Over thirty of us together with partners, sat in front of our screens with a selection of seven cheeses which had arrived by courier. It had been suggested we had foil, garlic, thyme and a knife. But looking at the zoom pictures wine, mostly red, crackers, some bread and other necessities had also joined the party. We freely went on and off mute and people asked lots of questions.
Mags, Arthur's partner, guided us through stuffing our Lord London cheese and putting it in the oven – while it baked, we watched a video about cheese making. We saw the cows in the field, the milking parlour with each cow knowing which stand is its own and making their own way to it for milking! Once the milk is pasteurized, the whole process begins. Incredibly some cheeses are still made with the whey being cut manually with the cheesemaker plunging his arms right into the mixture. The cheesemakers sterilise their arms constantly. When this was questioned – they dip their arms constantly in dilute bleach and there was a follow-up comment; “I hope you have a dermatologist available”! The hard manual work continues with the cheesemaker hauling cheeses in and out of vats, and subsequently storing it in particular areas, where the cheese needs turning on a regular basis.
We ate our Lord London cheese with bread or carrots dipped into the delicious melt as we were guided through the different cheeses.
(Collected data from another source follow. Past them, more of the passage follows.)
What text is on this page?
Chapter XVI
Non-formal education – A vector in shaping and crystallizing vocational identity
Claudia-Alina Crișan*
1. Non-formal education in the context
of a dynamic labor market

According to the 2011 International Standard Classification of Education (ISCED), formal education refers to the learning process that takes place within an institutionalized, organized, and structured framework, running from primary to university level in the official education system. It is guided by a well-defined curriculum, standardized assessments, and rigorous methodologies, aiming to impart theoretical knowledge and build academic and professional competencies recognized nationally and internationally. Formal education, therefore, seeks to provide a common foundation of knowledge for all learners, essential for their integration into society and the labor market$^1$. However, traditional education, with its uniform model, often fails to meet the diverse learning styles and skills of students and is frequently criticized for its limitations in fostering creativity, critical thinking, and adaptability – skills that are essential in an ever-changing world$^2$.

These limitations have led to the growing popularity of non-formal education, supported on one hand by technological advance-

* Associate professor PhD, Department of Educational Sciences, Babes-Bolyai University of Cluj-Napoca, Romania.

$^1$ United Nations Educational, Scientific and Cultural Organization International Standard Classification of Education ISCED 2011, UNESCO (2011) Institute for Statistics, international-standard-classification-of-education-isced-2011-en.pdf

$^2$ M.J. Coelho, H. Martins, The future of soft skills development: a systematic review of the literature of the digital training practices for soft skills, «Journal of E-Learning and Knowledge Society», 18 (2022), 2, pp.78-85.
Mayfield is their most popular cheese, most suitable to use in cheese sauces and quite delicious. Sussex Farmhouse is the best for cheese souffle. Again they came back to those chocolate biscuits! The blue cheese can be mixed with a little port or Madeira and spread on crackers and served alongside chocolate digestives.
The Idle Hour cheese was named after a bar run by a friend in London. Lord London was created for the London Olympics and was served at the wedding of the Duke and Duchess of Cambridge. The mould for the blue cheese comes from Rochefort, the cheesemaker chooses the right mould for their taste and that is sent over each time. Cheese made with milk produced in the winter is the best. All the time we enjoyed tasting and eating all our cheeses with their different tastes.
It was a really fun evening, lots of laughter all round. The chat box had many comments from 'Blessed are the cheesemakers', from the Life of Brian, to 'bang goes my diet', 'starvation for the weekend'. Everyone seemed to enjoy themselves, there was also one dog I know who waited for any scraps.
Thank you to the social committee for arranging such an amusing evening and for giving me the opportunity to learn so much more about cheese.